Во Владикавказе туземный элемент уже видимо преобладал на улицах, и я останавливался на каждом шагу любоваться этими молодецкими фигурами в живописных костюмах, ловко сидящими в седле. Здесь же в первый раз увидел я туземных женщин, пришедших на базар продавать кур, масло и прочее. Все они были в каких-то лохмотьях зеленого или синего цветов, наружность весьма непривлекательная, грязь непомерная. Где же «девы гор»?..
Владикавказ, преддверие настоящего Кавказа, – очень оживленное место; миновать его нельзя, он связывает Россию и Грузию; окрестности его очень живописны, в самом городе с шумом быстро несется мутный Терек. По истечении суток мы убедились в напрасном ожидании почтовых лошадей, которые, по словам смотрителя, в разгоне. Случившийся в казенной гостинице офицер-старожил дал нам добрый совет: не теряя напрасно времени, нанять лошадей у осетин и ехать верхом до станции Коби, лежащей у подножия перевала через хребет.

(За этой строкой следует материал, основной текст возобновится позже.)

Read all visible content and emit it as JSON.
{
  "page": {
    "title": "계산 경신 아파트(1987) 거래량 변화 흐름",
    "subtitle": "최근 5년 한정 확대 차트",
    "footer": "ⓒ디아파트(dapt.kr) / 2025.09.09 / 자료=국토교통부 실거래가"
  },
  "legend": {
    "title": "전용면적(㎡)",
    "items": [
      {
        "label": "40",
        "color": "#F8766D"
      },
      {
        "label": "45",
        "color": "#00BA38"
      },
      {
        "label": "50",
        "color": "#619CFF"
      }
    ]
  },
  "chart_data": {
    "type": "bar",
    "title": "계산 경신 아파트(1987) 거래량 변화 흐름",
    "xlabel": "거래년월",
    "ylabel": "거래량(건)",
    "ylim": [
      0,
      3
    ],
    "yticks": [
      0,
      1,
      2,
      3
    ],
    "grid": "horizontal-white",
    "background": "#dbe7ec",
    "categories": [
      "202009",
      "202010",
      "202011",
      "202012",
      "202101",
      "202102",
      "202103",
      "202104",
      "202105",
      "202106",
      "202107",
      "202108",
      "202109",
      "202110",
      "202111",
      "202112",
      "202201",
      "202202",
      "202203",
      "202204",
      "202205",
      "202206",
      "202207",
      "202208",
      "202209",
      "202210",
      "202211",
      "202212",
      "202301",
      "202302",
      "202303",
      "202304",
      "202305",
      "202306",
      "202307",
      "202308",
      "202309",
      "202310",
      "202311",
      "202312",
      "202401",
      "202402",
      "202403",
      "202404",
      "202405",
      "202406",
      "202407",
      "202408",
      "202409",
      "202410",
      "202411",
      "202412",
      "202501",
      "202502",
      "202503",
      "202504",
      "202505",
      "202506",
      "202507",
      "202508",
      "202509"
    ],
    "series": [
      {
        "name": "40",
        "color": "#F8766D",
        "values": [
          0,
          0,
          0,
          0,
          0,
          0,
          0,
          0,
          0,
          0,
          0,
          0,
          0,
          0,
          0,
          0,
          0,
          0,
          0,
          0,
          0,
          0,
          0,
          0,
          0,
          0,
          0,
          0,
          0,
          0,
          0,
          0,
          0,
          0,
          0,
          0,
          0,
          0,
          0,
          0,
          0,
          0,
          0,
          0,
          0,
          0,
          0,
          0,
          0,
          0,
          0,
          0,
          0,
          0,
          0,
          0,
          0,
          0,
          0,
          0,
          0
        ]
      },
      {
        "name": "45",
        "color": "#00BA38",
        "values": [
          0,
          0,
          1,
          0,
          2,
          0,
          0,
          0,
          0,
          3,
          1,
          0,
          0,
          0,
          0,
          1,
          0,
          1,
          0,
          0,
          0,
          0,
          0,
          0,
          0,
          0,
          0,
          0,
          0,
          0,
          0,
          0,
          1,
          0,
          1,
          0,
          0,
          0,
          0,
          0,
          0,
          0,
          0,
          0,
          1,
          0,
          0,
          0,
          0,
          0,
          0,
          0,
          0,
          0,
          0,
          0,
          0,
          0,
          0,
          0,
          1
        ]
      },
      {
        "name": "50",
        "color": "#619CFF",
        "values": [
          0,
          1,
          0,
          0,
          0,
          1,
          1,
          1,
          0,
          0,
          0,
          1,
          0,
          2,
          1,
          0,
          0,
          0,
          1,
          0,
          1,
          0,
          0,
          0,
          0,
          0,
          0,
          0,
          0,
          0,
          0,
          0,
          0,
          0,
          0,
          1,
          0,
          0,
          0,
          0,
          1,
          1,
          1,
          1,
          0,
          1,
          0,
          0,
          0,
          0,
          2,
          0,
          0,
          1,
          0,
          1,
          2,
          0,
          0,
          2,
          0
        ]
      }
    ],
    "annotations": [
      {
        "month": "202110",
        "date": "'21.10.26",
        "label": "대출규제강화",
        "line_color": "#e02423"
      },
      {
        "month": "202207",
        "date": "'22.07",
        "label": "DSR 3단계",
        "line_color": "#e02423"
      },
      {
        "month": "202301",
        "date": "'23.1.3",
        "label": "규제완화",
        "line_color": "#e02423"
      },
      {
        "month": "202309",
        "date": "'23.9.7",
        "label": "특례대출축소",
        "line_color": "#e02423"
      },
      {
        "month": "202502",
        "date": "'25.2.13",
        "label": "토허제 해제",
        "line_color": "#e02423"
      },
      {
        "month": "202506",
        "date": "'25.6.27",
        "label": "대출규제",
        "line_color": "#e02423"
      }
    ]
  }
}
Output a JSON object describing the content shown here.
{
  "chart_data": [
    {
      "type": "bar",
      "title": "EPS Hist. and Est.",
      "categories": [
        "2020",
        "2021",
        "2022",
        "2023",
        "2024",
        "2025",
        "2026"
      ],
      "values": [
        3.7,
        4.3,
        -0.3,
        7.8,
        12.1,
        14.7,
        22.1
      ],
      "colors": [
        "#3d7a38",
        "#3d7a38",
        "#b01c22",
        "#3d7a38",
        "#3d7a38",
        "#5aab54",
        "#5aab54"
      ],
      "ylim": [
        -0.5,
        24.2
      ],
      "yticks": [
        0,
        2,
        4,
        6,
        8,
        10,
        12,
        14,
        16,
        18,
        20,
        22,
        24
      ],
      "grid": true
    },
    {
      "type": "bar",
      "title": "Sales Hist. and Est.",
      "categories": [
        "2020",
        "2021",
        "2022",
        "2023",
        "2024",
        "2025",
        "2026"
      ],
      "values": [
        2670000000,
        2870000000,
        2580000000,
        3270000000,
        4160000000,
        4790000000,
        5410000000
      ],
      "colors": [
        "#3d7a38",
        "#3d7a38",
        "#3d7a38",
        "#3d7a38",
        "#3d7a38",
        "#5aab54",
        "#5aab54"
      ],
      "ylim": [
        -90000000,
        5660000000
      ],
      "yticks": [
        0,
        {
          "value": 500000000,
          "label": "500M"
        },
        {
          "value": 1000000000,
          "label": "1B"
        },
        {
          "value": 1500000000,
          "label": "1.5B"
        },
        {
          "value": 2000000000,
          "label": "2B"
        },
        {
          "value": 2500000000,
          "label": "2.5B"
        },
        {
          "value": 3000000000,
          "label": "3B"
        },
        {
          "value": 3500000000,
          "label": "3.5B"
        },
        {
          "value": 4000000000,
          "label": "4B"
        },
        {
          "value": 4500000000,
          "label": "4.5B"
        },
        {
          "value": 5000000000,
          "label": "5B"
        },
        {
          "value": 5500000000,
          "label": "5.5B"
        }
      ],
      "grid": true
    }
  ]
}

Заплатив чуть ли не тройные прогоны за две клячонки, на которых вместо седел были какие-то обрывки войлоков (вещи навьючили на третью), мы пустились в путь с двумя оборванными проводниками. Они всю дорогу без умолку так громко говорили между собой, так сильно жестикулировали, что мы все ожидали драки; не понимая ни слова, с воображением, настроенным преувеличенными толками об опасностях, под впечатлением дикой угрюмой местности мы уже стали опасаться, что нас заведут в трущобу и зарежут огромными, болтавшимися на поясах кинжалами… Однако нечего было делать, подвигались все дальше, проехали Балту – небольшое поселение военно-рабочих на дороге и стали углубляться в ущелье; у станции Ларс делали привал да среди русского населения отдохнули от страха, испытанного в течение нескольких часов, и уверились, что проводники курицы не обидят, что «кричат они всегда – такой уж у них, барин, нрав азиатский», как выразился солдатик – сторож почтовой станции.
Опять вскарабкались на тощих буцефалов и тронулись мерным шагом дальше к знаменитому Дарьялу, где река Терек, громадность упирающихся в него отвесных скал, огромные, грозящие падением на голову камни, вся эта величаво-дикая природа производит, особенно на едущих в первый раз, впечатление, трудно передаваемое на бумаге. Все поэтические описания, посвященные этим местам, все-таки слабы перед действительностью. Понятно, что я был восхищен и с каким-то трепетом сердечным то поднимал голову вверх, чтобы смотреть на скалы, на торчащие из расщелин сосны, на сочащиеся источники, то опускал их вниз, чтобы смотреть на пенящуюся реку, с каким-то бешенством стремящуюся миновать все препятствия, образовавшиеся на ее пути в виде обломков скал и гранитных теснин; я вслушивался в этот особенный шум, будто не совсем однообразный, будто силящийся что-то выразить.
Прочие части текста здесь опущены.